MapReduce is at the heart of AutoGrid’s modeling approach. As Narayan noted, “when we generate models for end users we use MapReduce to parallelize that computation, but then we have to figure out, for example, the effect of load for end points within the rest of the grid. At that point we have a large-scale equation and MapReduce is not the right approach for parallelizing that computation so we have to look to other HPC techniques.
The company uses MapReduce for its batch processing while other techniques (which he chose not to disclose) power the stream processing end of the business. He said that the benefit of this dual approach is that they can do certain computations, namely millions of forecasts, in near real time.

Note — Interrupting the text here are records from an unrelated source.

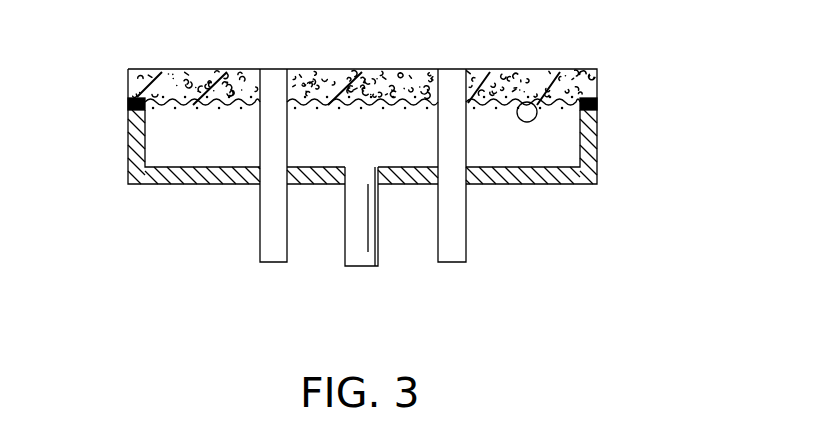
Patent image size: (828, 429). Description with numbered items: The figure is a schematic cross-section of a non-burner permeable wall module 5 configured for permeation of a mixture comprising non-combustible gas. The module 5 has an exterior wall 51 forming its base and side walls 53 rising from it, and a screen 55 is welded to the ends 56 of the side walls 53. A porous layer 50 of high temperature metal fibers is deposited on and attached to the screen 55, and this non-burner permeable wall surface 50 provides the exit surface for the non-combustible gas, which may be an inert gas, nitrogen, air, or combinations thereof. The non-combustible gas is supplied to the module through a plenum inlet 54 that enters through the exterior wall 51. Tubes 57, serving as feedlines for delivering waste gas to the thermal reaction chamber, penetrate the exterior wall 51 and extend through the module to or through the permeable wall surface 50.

The non-burner permeable wall module 5 is at (228, 212).
The porous layer 50 is at (169, 69).
The exterior wall 51 is at (150, 185).
The side walls 53 is at (128, 150).
The plenum inlet 54 is at (379, 251).
The screen 55 is at (529, 103).
The ends of side walls 56 is at (128, 104).
The tubes 57 is at (273, 263).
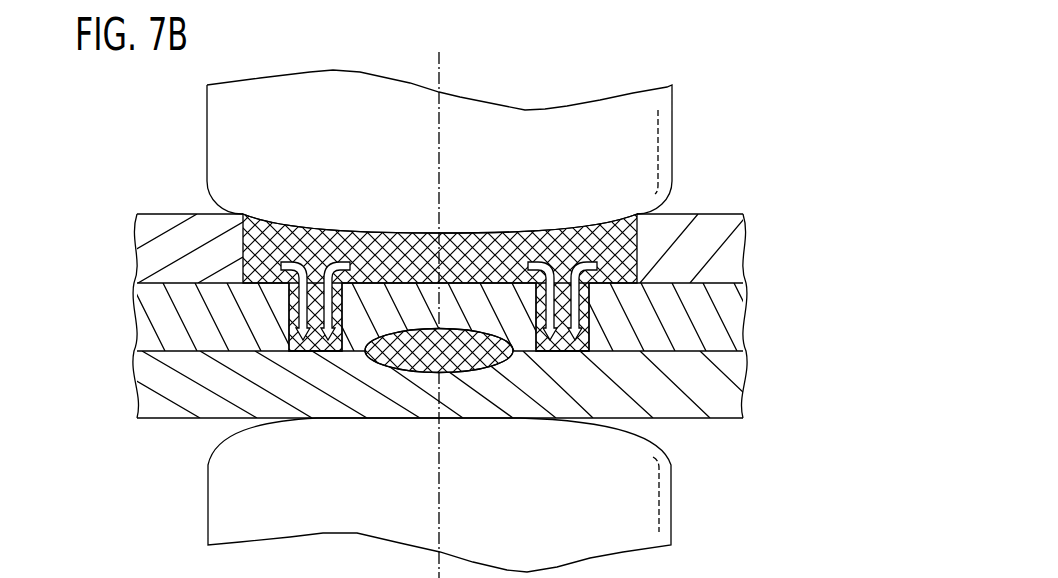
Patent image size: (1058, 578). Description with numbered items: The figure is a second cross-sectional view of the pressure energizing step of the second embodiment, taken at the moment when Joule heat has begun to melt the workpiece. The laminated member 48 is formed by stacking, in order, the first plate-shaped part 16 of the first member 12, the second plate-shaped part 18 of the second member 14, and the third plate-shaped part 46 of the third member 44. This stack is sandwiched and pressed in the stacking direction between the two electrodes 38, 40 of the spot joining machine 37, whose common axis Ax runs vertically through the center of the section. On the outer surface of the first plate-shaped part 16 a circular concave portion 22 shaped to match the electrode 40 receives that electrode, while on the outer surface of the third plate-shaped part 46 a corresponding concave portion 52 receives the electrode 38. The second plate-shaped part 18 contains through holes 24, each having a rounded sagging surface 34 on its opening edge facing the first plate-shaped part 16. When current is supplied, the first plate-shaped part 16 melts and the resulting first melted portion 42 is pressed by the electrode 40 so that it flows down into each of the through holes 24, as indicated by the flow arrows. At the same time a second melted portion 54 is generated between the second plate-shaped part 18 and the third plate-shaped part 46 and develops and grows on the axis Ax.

The first member 12 is at (431, 316).
The second member 14 is at (431, 379).
The first plate-shaped part 16 is at (738, 247).
The second plate-shaped part 18 is at (458, 379).
The concave portion 22 is at (408, 232).
The through holes 24 is at (585, 343).
The sagging surface 34 is at (574, 325).
The spot joining machine 37 is at (470, 126).
The electrode 38 is at (663, 504).
The electrode 40 is at (665, 125).
The first melted portion 42 is at (487, 252).
The third member 44 is at (431, 408).
The third plate-shaped part 46 is at (435, 408).
The laminated member 48 is at (449, 344).
The concave portion 52 is at (485, 418).
The second melted portion 54 is at (418, 348).
The axis Ax is at (439, 303).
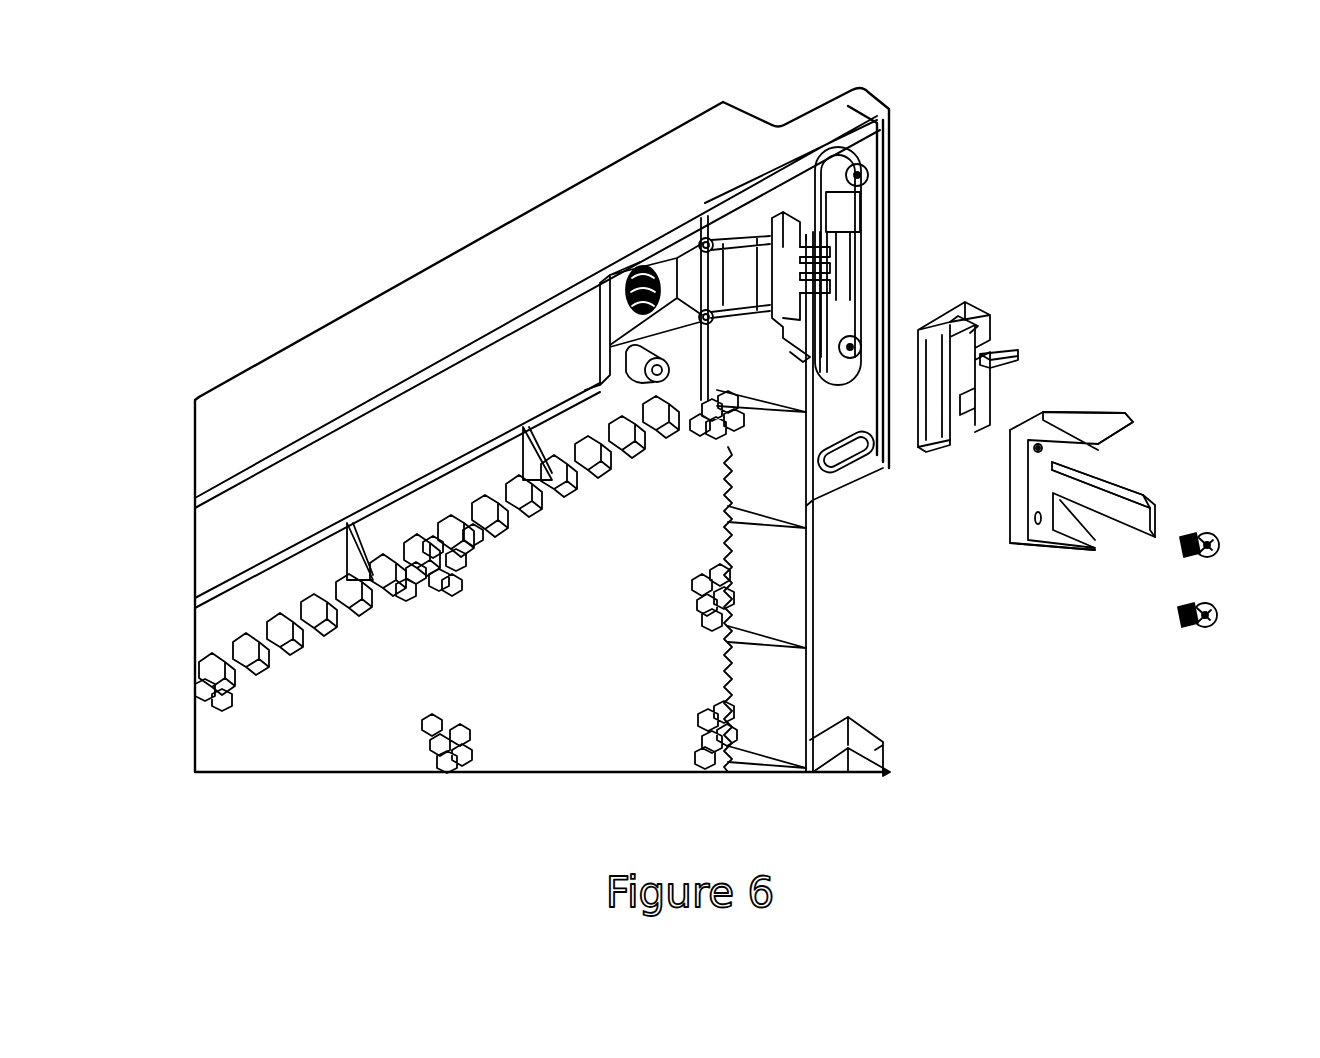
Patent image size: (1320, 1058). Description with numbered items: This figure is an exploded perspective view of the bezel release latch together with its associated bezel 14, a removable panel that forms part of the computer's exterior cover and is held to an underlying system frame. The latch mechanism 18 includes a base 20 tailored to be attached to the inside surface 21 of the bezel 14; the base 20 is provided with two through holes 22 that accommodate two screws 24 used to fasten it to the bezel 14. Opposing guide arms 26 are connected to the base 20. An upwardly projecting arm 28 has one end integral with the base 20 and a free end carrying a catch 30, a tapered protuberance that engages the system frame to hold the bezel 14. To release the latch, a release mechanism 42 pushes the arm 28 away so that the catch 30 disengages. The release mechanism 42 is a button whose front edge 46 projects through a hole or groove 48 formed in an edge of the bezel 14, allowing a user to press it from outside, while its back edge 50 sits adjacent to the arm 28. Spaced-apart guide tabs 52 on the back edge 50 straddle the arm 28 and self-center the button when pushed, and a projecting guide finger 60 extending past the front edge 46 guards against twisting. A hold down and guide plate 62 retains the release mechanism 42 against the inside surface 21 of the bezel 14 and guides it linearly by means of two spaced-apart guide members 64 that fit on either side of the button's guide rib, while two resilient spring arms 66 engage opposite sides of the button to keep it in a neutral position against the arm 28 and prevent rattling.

The cloud model allows the company to offer a service that costs users only time and some expertise to manage the software. Such a setup involving MapReduce, Hadoop, and stream processing would require an advanced team of on-site experts. This freedom from hardware is the root of the company’s claim that it can become “a new source of energy” since so many smart metering initiatives don’t go far enough beyond mere pricing optimization.
According to the company, the data they make use of gives both consumers and power producers their “first opportunity to truly track power consumption. Unfortunately, these entities don’t have the computer systems, time or budget to fully exploit this data.”